Pope Francis speaking at the Expo center in Nur-Sultan, Kazakhstan, where he celebrated an outdoor Mass on Sept. 14, 2022. / Vatican Media
Rome Newsroom, Sep 14, 2022 / 06:37 am (CNA).
Pope Francis said that his thoughts are with Ukraine on the Feast of the Exaltation of the Holy Cross.
Speaking at a large outdoor Mass in Kazakhstan’s capital of Nur-Sultan on Sept. 14, the pope said he was thinking of “all the war-torn areas of our world, particularly beloved Ukraine.”
“May we never grow accustomed to war, or resigned to its inevitability. Let us come to the aid of those who suffer and insist that genuine efforts be made to achieve peace,” the pope said.
“What still needs to happen, and how many deaths will it still take, before conflict yields to dialogue for the good of people, nations and all humanity?”

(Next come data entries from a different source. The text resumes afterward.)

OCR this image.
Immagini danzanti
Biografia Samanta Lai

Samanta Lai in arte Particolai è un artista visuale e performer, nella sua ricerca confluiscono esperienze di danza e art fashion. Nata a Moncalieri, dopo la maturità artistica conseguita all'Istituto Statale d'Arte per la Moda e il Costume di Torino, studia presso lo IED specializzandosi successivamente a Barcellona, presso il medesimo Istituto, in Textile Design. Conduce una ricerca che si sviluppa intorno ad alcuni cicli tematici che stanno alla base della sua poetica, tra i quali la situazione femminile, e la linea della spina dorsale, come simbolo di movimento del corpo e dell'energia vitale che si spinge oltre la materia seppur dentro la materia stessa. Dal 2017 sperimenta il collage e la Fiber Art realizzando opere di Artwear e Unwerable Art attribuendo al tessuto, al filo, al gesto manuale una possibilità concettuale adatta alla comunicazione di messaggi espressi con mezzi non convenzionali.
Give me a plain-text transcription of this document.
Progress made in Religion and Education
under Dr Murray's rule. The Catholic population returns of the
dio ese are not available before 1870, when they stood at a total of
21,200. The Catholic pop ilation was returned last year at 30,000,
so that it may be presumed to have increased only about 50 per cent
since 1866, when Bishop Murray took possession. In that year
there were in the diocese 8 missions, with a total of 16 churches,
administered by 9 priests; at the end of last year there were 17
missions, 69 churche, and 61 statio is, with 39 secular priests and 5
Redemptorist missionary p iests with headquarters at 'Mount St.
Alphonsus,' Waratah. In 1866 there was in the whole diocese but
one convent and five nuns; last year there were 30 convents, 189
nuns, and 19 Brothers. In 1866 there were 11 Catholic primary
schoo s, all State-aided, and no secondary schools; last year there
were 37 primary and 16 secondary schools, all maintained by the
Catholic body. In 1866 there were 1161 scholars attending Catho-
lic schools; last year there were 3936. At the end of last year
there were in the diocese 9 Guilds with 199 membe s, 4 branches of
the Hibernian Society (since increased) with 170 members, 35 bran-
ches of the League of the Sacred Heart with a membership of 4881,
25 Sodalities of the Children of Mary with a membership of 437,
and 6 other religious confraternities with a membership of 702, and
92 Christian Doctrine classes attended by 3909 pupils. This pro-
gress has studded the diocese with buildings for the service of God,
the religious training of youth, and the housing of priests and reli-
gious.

Pope Francis urged that the “only way to arrive at peace is through dialogue,” a theme he has returned to in many of his speeches at the Seventh Congress of Leaders of World and Traditional Religions in Kazakhstan this week.
The pope also expressed concern over a new flare of tensions in the Caucasus region and asked people to pray that peace will prevail in the disputed territories.
“May the world learn to build peace by limiting the arms race and converting the enormous sums spent on war into concrete assistance to peoples,” he said.
In his homily for the Mass, Pope Francis explained that the Catholic Church’s annual feast of Exaltation of the Holy Cross celebrates how “Jesus took upon himself all our sin and the evil of our world and vanquished them by his love.”
Roman Catholic bishops in Ukraine declared 2022 to be the Year of the Holy Cross. And the European bishops’ council has called for “Eucharistic adoration in every church in Europe” to pray for peace in Ukraine on the feast.
“Brothers and sisters, this is the path, the path to our salvation, our rebirth and our resurrection: to behold the crucified Jesus. … For from the cross of Christ we learn love, not hatred; compassion, not indifference; forgiveness, not vengeance,” he said.
“The outstretched arms of Jesus are the embrace of tender love with which God wishes to embrace us.”
Kazakhstan is a majority-Muslim country home to an ethnically diverse minority of Catholics — an estimated 250,000 in total. Most of Kazakhstan’s Catholics are Latin-rite, but there is also an Eastern-rite minority of approximately 3,000 people. St. John Paul II visited the country in 2001 to an enthusiastic welcome.
Pope Francis arrived at the expo grounds in a pick-up truck popemobile, waving at the cheering crowd of several thousand.
He called on the crowd to remember that being a Christian means “living without venom: not biting one another, not complaining, blaming and backbiting, not disseminating evil, not polluting the earth with the sin and distrust that comes from the evil one.”
He said: “We have been reborn from the pierced side of the crucified Jesus. May we be free of the poison of death, and pray that by God’s grace we can become ever more fully Christian: joyful witnesses of new life, love and peace.”
The people of Kazakhstan were likely first evangelized by Franciscan missionaries in the 13th century. The Catholic population grew thanks to deportations of believers from across the Soviet Union. Religious believers suffered active persecution when it was part of the Soviet Union; today, it is an officially secular state where religious freedom is tolerated.
Pope Francis recalled the “violence and atheist persecution” that Christians in Kazakhstan endured. He said that God, in response to the spread of evil in the world, “gave us Jesus.”
He said: “Confronting our misery, God gives us a new horizon: if we keep our gaze fixed on Jesus, the sting of evil can no longer prevail over us, for on the cross he took upon himself the venom of sin and death, and crushed their destructive power.”